The plans mark a strategic shift for the company from simple collection to sophisticated resource recovery and, most importantly, targets a critical failure in the capital’s infrastructure.
While Kampala generates approximately 730,000 tonnes of waste every year, KCCA data reveals that nearly half of that volume is never formally collected. This leaves hundreds of thousands of tonnes of organic material—which makes up about 70% of the city’s total waste—to rot in unauthorized dumpsites or burn in open-air fires.
“Waste is only waste if wasted,” said Isaac Katureebe, the founder and chief executive of Homeklin. He noted that the project is designed to intercept this organic stream and provide a scalable alternative to charcoal, the primary cooking fuel that has historically driven deforestation across Uganda.
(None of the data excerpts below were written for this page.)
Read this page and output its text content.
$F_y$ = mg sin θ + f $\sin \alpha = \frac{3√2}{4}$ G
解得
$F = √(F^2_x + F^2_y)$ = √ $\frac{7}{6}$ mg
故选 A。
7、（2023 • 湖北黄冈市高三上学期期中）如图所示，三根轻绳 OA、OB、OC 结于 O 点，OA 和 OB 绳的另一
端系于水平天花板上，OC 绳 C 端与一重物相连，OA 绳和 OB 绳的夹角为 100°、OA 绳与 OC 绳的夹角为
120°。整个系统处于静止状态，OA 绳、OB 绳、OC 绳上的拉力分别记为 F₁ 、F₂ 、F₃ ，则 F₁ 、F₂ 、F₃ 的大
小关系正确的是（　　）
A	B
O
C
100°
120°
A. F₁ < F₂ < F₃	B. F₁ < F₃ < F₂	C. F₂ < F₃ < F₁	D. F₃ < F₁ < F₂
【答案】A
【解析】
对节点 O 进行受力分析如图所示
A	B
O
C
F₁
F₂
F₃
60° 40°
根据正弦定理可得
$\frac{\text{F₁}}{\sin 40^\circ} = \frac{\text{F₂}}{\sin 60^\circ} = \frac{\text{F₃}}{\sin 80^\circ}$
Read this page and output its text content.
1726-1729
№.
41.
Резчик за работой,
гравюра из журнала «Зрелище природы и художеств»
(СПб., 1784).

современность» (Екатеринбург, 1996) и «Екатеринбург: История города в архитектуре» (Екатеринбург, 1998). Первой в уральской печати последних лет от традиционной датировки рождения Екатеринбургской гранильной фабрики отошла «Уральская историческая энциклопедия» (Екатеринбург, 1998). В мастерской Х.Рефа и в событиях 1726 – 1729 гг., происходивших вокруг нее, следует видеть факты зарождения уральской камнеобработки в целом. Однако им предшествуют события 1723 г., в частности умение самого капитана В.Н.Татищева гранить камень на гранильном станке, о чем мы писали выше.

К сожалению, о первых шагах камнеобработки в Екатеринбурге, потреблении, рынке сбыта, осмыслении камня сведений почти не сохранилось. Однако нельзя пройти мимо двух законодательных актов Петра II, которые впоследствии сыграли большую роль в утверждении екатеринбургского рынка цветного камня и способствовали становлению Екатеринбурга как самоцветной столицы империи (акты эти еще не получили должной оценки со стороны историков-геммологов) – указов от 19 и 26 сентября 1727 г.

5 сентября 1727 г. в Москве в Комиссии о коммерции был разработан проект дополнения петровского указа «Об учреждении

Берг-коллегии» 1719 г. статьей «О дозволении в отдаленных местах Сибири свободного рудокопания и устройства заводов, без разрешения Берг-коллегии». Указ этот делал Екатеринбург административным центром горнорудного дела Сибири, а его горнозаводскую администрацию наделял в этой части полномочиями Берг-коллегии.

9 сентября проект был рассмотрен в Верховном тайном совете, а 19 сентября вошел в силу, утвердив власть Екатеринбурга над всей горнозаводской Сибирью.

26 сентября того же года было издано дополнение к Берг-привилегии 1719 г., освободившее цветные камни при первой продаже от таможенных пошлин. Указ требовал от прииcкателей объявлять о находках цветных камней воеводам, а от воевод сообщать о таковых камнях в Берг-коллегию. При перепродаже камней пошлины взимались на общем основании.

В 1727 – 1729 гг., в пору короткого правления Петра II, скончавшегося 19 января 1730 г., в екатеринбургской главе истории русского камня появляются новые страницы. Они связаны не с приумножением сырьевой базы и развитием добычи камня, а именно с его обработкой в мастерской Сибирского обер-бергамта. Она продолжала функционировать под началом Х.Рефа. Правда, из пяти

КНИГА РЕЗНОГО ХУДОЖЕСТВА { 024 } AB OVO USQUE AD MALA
The facility at Kevina Nsambya represents a significant experiment in the circular economy. By capturing methane from decaying organic matter and packaging it into portable cylinders, the project aims to support the government’s clean cooking agenda and reduce the respiratory health risks associated with wood-fire smoke.
The launch later this month, themed around waste transformation and climate resilience, will draw senior leadership from the Kampala Capital City Authority and international experts, including Cenergy Solutions CEO Gary Warren Fanger. Their involvement underscores a growing reliance on public-private partnerships to address urban sanitation gaps that have long outpaced municipal budgets.
Beyond the energy output, the plant will produce liquid biofertilizer, offering a byproduct that links urban waste management directly to agricultural productivity. As Uganda pursues its National Development Plan goals, the success of the Nsambya facility will likely serve as a benchmark for whether private capital can effectively monetize the externalities of rapid urbanization.
For the residents of a city frequently choked by uncollected refuse, the project offers a pragmatic path forward, officials said. By treating the city’s discarded organic matter as a raw material rather than a nuisance, Homeklin is attempting to prove that the solution to Kampala’s environmental decay has been sitting in its trash heaps all along.